Kodiak is the second largest island in the US. You could leave the largest island in the US, Hawaii, and head straight north to Kodiak for about 2,160 nautical miles. Not much chance of getting lost, there’s nothing between Kodiak and Hawaii.
It could be an interesting way to travel, unfortunately there is no scheduled service. Most visitors fly from Anchorage or take the ferry from Homer or Seward (a car may be brought on the ferry).
Kodiak, the sixth largest city in Alaska, still has a population of only 7,000 and a total 14,000 in the borough. Kodiak is one of the largest fishing ports in the world, most of the residents are directly or indirectly employed in the fishing industry. Kodiak also has one of the largest US Coast Guard bases in the US.
The Chamber of Commerce and Visitor’s Bureau has put together a very good web site with lots of information about Kodiak. English, the offical language is widely spoken, as well as Aleutiq (native), Tagalog, Illicano (Philipine dialects), Spanish, and Russian.
Activities center around the outdoors. Fishing and boating are the most popular. There are three State parks and campgrounds in Kodiak as well as a municipal campground, as well as hotels and B&Bs.
There are many historical and acheological sites in the area. It possible to volunteer to join an archeological dig. You are always welcome to join the Audobon Society on the weekly day hikes around the area.
Events are organized around the interests of the community, so each summer we have a carnival, a music festival, a rodeo, and the like.
WalMart is opening a big new store this weekend. For us this is a big deal, no kidding. How will a huge corporate retailer affect small local retailers?
Later this month we celebrate the annual migration of grey whales, check out the whale festival. Only the most avid whale watcher would actually come here to watch whales (I’d like to go to Baja to watch the whales instead), but it does illustrate the kind of activities we enjoy.
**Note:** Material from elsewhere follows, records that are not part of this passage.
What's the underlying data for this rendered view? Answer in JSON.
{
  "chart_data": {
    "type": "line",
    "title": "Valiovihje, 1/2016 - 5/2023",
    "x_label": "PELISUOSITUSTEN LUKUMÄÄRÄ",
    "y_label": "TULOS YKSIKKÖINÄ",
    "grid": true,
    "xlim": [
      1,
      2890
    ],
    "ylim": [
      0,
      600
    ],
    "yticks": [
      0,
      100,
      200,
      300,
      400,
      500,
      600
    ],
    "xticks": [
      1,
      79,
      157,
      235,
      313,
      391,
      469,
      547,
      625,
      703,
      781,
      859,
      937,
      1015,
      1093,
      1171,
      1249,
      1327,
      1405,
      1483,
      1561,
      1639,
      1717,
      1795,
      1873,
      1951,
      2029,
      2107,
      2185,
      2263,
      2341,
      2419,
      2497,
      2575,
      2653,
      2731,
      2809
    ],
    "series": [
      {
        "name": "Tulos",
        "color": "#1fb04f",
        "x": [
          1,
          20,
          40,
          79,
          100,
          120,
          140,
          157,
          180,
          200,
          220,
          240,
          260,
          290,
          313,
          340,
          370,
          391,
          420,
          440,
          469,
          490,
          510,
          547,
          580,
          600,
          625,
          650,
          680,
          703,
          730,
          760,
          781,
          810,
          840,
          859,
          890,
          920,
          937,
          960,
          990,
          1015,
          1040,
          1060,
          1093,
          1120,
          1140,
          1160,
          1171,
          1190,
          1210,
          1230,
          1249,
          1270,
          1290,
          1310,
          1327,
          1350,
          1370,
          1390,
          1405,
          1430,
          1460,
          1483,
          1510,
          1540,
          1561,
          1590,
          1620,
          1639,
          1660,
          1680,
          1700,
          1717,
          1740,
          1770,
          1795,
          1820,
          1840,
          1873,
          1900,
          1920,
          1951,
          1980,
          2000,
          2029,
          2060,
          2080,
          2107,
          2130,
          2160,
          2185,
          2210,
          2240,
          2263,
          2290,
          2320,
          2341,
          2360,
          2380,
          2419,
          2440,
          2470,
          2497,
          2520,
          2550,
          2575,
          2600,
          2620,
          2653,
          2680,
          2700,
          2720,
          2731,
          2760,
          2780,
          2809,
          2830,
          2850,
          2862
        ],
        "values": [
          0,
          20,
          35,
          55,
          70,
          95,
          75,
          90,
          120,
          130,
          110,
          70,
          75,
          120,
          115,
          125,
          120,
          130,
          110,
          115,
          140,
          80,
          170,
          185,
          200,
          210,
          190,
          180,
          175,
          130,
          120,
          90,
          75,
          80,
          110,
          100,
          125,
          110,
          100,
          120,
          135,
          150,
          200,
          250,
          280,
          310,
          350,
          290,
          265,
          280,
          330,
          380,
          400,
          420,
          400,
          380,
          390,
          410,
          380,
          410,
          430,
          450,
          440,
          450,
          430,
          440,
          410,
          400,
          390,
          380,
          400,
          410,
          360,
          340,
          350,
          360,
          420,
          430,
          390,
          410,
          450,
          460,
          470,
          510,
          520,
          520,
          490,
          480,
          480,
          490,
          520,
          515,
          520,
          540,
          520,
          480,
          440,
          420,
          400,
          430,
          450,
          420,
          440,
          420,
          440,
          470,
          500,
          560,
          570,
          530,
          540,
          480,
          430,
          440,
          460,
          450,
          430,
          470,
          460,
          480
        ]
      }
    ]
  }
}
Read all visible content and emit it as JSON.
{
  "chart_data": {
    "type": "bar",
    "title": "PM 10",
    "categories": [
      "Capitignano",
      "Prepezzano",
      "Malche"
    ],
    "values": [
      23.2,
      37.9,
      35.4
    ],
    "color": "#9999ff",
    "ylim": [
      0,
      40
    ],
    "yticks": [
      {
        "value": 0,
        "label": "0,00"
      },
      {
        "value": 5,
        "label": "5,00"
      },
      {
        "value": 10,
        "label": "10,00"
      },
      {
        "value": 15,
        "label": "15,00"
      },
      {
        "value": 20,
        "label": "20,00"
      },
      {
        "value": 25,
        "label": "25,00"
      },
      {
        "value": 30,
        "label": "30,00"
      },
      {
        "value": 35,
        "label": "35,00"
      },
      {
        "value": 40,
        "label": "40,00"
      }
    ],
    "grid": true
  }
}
But if you are here anyway, its lots of fun. If you visit chances are there will be something going on. I do think the Visitor’s Bureau is stretching it a bit with Octoberfest however, go drink beer in Germany instead.
Someone here seems to have a foot fetish. Ok, this is for you. If had one pair of footwear to wear in Kodiak it should be Goodyear Xtra Tuffs, calf high rubber boots.
There are four major areas in Alaska:
The Southeastern Panhandle, the vast Interior, the Arctic, and the Southwestern Maritime areas.
Each of these areas could be further sudivided. Visitors are attracted by the magnificient scenery, widelife, and diverse native cultures.
Most visitors, with more money than time, join a cruise and/or tour to a few of the State’s major attractions. This is the best way to see as much as possible in a short period of time. For most other visitors, with more time than money, an extended camping trip driving up the AlCan Highway and/or the Alaska Marine Highway is the way to go. And there’s everything in between.
One of the better guides for people coming from outside* is The Milepost, it contains a mile by mile description of visitor services and attractions along the road system along the routes to/from and in Alaska. It’s about 80 % advertisements and 20 % information but useful nevertheless.
There’s about half a million of us in Alaska, and then there are 5 to 6 billion of you in the rest of the world. Geographically speaking, up here there is Alaska and there is outside.
We are generally very provincal in our worldview. I saw a map of the world printed in New York; NYC occupied about 50 % of the globe’s surface.
Printed here, Alaska would occupy 90 % of the globe’s surface; with polite mention of Canada, Hawaii, and not so polite mention of Seattle.